Does it work? Not even close. The Sitter isn’t aided any by the kids Noah is forced to babysit. There’s Slater (Max Records), a headcase who carries with him a fanny-pack full of pills and a promise that, if given any responsibility, he’ll snap; Blithe (Landry Bender), who is obsessed with celebrity and “hot gossip” and smearing make-up on her face; and Rodrigo (Kevin Hernandez), an adoptee who dabbles in explosions, the needless destruction of property, and “running away,” which is so literal a threat that he has a GPS tracker sewn into his jacket. Why these kids are this way is never really The Sitter‘s concern, but Noah, while stealing money from a bat mitzvah or crashing the minivan because Blithe farted, has the time to make crucial, insightful observations into their young lives. The speech Noah gives Slater is as close as The Sitter comes to genuine sentiment, but for two issues: 1. Slater’s outburst is practically lifted from Little Miss Sunshine, and 2. Noah’s message that it’s OK to be gay comes with the promise that Slater will, after enduring a torturous high school career, land a sweet gig in the entertainment industry, where he’ll be organized and smell nice.

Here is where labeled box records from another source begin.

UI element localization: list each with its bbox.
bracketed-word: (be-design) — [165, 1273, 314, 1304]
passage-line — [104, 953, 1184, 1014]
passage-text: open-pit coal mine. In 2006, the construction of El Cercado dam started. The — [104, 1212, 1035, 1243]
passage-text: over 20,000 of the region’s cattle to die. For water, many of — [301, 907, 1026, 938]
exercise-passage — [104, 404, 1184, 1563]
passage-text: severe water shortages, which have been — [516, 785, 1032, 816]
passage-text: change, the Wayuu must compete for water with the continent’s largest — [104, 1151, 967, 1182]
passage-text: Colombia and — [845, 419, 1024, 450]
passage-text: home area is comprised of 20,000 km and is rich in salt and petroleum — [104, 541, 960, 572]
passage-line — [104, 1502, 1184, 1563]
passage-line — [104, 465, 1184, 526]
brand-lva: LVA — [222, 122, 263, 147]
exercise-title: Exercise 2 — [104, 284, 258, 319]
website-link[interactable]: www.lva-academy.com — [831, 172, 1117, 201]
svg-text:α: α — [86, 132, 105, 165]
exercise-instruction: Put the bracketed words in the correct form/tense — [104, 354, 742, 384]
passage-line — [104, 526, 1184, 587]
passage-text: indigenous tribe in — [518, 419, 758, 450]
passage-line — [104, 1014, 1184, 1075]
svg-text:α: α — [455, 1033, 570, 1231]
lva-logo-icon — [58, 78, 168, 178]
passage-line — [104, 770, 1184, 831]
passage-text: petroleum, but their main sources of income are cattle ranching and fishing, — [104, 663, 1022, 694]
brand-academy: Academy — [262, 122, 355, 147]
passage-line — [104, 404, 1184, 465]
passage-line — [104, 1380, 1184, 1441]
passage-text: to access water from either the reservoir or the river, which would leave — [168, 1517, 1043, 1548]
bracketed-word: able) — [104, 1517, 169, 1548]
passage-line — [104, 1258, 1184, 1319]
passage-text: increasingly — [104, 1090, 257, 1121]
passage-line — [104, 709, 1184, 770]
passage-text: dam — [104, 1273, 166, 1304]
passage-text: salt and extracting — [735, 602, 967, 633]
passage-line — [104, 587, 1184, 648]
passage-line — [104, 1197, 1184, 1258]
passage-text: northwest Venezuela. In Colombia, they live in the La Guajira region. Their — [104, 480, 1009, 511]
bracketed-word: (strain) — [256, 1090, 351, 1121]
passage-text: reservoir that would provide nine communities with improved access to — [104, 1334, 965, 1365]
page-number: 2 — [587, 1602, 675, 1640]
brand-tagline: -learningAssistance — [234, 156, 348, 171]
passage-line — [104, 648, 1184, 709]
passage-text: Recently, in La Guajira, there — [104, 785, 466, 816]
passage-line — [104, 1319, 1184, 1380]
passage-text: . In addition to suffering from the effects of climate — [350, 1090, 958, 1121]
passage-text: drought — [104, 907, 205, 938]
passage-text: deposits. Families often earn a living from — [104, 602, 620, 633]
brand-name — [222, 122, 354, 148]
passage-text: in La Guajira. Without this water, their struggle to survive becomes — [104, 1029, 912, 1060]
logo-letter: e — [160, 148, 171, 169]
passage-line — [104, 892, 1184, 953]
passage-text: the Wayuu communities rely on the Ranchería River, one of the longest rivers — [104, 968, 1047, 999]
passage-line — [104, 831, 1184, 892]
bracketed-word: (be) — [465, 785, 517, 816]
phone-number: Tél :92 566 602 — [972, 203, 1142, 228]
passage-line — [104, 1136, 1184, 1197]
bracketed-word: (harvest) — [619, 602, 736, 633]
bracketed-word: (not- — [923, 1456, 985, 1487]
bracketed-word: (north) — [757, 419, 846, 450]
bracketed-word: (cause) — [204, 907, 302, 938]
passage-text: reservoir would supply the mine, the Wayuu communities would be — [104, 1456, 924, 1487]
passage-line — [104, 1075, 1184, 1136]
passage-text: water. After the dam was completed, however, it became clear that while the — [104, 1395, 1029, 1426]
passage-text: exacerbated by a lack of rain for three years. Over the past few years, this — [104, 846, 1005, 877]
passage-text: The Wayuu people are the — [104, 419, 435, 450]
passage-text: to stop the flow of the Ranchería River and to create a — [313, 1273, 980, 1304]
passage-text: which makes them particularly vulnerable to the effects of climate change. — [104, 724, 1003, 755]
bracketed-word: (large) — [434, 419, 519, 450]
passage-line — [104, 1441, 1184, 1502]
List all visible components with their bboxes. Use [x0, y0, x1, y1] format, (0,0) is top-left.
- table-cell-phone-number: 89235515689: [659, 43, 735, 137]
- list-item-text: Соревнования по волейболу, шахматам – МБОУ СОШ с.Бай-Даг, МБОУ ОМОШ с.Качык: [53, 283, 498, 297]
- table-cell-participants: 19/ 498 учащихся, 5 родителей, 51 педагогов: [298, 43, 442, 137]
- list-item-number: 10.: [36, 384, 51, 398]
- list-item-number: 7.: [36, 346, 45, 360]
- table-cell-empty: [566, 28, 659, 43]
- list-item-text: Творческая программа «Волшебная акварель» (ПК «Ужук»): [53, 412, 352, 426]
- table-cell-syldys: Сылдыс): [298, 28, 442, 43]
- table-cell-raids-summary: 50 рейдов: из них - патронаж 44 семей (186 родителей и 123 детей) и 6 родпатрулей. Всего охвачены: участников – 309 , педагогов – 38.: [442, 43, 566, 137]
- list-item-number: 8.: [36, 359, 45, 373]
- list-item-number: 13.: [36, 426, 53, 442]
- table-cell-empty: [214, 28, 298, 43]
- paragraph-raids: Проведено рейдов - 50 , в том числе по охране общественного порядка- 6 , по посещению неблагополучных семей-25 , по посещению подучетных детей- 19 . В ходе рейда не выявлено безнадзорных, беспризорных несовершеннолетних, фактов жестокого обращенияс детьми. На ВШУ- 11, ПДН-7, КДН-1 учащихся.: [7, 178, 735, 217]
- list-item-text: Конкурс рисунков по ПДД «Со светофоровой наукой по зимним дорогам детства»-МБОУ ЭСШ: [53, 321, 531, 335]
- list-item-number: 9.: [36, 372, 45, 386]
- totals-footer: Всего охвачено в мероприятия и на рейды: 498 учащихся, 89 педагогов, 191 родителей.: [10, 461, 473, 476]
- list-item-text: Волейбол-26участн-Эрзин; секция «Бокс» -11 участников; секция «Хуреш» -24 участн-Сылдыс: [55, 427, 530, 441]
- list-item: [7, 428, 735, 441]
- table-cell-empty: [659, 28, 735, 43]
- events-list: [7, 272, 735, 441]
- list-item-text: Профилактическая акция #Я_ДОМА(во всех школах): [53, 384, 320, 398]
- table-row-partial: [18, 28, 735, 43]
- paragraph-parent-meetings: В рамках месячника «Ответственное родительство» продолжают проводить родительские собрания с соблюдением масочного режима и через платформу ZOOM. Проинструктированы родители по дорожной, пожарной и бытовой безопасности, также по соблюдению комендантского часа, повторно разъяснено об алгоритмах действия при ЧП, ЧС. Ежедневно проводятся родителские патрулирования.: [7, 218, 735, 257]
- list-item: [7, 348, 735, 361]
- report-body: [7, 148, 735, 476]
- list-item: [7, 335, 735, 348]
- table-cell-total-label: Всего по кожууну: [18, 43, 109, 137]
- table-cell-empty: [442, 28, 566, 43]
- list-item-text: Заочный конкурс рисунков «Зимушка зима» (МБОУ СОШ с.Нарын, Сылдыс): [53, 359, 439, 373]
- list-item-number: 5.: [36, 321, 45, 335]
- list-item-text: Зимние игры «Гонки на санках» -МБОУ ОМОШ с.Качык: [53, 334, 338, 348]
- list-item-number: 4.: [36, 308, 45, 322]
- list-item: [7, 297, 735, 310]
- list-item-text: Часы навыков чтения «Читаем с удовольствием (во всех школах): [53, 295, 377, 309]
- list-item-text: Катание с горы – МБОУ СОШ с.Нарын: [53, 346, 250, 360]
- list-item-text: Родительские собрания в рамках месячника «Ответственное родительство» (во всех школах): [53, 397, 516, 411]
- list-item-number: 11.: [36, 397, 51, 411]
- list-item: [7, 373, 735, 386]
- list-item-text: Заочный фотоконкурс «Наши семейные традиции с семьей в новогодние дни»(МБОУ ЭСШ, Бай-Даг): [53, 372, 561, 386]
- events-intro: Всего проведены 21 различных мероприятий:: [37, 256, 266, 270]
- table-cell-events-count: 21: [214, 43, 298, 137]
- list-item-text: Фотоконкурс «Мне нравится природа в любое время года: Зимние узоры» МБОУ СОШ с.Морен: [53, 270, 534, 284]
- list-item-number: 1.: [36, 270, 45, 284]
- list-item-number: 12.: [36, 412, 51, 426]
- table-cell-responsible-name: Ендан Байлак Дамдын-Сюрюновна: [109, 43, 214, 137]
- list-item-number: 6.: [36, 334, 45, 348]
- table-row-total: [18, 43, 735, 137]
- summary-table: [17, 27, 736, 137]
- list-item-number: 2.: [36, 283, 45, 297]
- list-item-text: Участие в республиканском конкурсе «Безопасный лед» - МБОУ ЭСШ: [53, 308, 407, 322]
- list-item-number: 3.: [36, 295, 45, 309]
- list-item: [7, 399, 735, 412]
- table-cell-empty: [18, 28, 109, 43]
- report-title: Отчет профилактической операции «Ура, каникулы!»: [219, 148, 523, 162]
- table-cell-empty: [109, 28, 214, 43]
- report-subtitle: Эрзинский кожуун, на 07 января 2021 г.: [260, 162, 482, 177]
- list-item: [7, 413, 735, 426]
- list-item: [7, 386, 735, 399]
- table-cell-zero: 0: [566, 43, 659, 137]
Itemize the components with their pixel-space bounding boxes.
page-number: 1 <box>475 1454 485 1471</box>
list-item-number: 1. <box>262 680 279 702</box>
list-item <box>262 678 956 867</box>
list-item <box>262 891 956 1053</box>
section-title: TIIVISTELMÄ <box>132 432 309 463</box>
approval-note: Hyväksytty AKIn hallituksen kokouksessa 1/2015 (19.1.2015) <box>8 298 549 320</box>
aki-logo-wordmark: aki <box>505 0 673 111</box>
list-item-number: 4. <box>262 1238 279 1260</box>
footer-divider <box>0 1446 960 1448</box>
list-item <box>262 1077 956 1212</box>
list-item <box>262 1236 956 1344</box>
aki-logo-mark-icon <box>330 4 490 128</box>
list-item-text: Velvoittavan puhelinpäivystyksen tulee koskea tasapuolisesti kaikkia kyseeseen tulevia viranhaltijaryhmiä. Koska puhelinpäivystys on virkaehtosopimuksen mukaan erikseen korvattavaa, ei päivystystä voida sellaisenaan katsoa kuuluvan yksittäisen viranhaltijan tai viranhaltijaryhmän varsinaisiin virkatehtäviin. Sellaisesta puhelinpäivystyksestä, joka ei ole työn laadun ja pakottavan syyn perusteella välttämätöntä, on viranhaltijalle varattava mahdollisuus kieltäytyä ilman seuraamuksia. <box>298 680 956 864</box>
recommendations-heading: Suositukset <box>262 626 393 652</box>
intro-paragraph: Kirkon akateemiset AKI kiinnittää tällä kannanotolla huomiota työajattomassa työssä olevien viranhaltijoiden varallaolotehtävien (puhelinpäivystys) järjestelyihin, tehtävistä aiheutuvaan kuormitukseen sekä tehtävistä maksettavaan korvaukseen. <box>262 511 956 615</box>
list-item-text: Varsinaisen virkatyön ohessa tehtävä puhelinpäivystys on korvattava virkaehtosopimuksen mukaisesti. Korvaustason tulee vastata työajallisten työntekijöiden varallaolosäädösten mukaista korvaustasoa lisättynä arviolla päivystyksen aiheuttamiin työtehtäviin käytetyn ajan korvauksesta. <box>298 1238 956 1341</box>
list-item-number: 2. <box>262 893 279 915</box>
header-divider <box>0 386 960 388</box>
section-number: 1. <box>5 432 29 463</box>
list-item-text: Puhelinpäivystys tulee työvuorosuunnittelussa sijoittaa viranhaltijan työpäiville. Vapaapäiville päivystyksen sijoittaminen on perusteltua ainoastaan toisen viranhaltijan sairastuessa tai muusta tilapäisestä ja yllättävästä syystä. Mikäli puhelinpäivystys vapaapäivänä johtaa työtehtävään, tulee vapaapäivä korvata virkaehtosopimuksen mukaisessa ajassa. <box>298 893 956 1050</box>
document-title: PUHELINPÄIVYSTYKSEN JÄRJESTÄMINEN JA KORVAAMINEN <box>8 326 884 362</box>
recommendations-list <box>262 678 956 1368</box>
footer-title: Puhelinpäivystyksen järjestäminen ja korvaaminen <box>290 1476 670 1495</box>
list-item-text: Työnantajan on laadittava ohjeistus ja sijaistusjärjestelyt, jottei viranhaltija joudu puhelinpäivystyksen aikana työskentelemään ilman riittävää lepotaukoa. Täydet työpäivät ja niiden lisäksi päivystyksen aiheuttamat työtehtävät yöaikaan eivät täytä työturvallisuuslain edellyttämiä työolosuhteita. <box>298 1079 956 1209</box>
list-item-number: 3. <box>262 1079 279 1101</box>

The other scenes like the one between Noah and Slater work similarly, and are clearly meant to cut the film’s otherwise bitter, jaded aesthetic. They just don’t work, though, as Hill is pretty much talking to two of the worst child characters yet conceived. Blithe’s crime is that she’s a subplot delivery device in a movie that barely has a main plot to begin with, her “hot gossip” being that her dad is sleeping around with some guy. She wears a lot of badly-applied make-up and talks about celebrities so Noah can tell her that celebrities and women who wear make-up are whores, thereby realizing that his “girlfriend,” who used to date a cagefighter, is just that. Rodrigo is plopped into the script to speak Spanish, because it’s funny when the white guy doesn’t understand another language and makes threatening suggestions in response. He blows things up and steals things and acts mischievous, and it’s not clear if that’s because he’s a kid or because he, like the black dudes at the pool hall or the gay dudes lifting weights, is a caricature, a modern-day Frito Bandito who only wants to be loved.

Eventually, Hill builds an impressive rap sheet and forms a bond with the kids, not that any of it matters. This is the kind of movie where an eccentric drug dealer (Sam Rockwell) employs a gang of homoerotic bodybuilders because it’s meant to look funny, where the white hero wins over a gang of clichéd street thugs by getting punched out and bumbling through cribbed street lingo, and where a potential love interest hears the hero admit that his girlfriend really isn’t his girlfriend, only to indignantly ask “So you have a girlfriend?” a minute later. The street thugs exist to save Noah’s ass, the bodybuilders because a gay villain can’t be a gay villain without gay henchmen, and the love interest so Noah has somebody to move on to after he’s been properly beaten up and abused for his karmaic sins. So much of this movie happens separate from the narrative because someone thought it’d be funny. One of those things: an in-joke cameo of James Franco, doing his thing on an episode of General Hospital. He looks happy. He should be: he’s not in The Sitter.

Rating:

The Sitter. Directed by David Gordon Green. With Jonah Hill (Noah), Max Records (Slater), Landry Bender (Blithe), Kevin Hernandez (Rodrigo), and Sam Rockwell (Karl). Released December 9, 2011, by 20th Century Fox.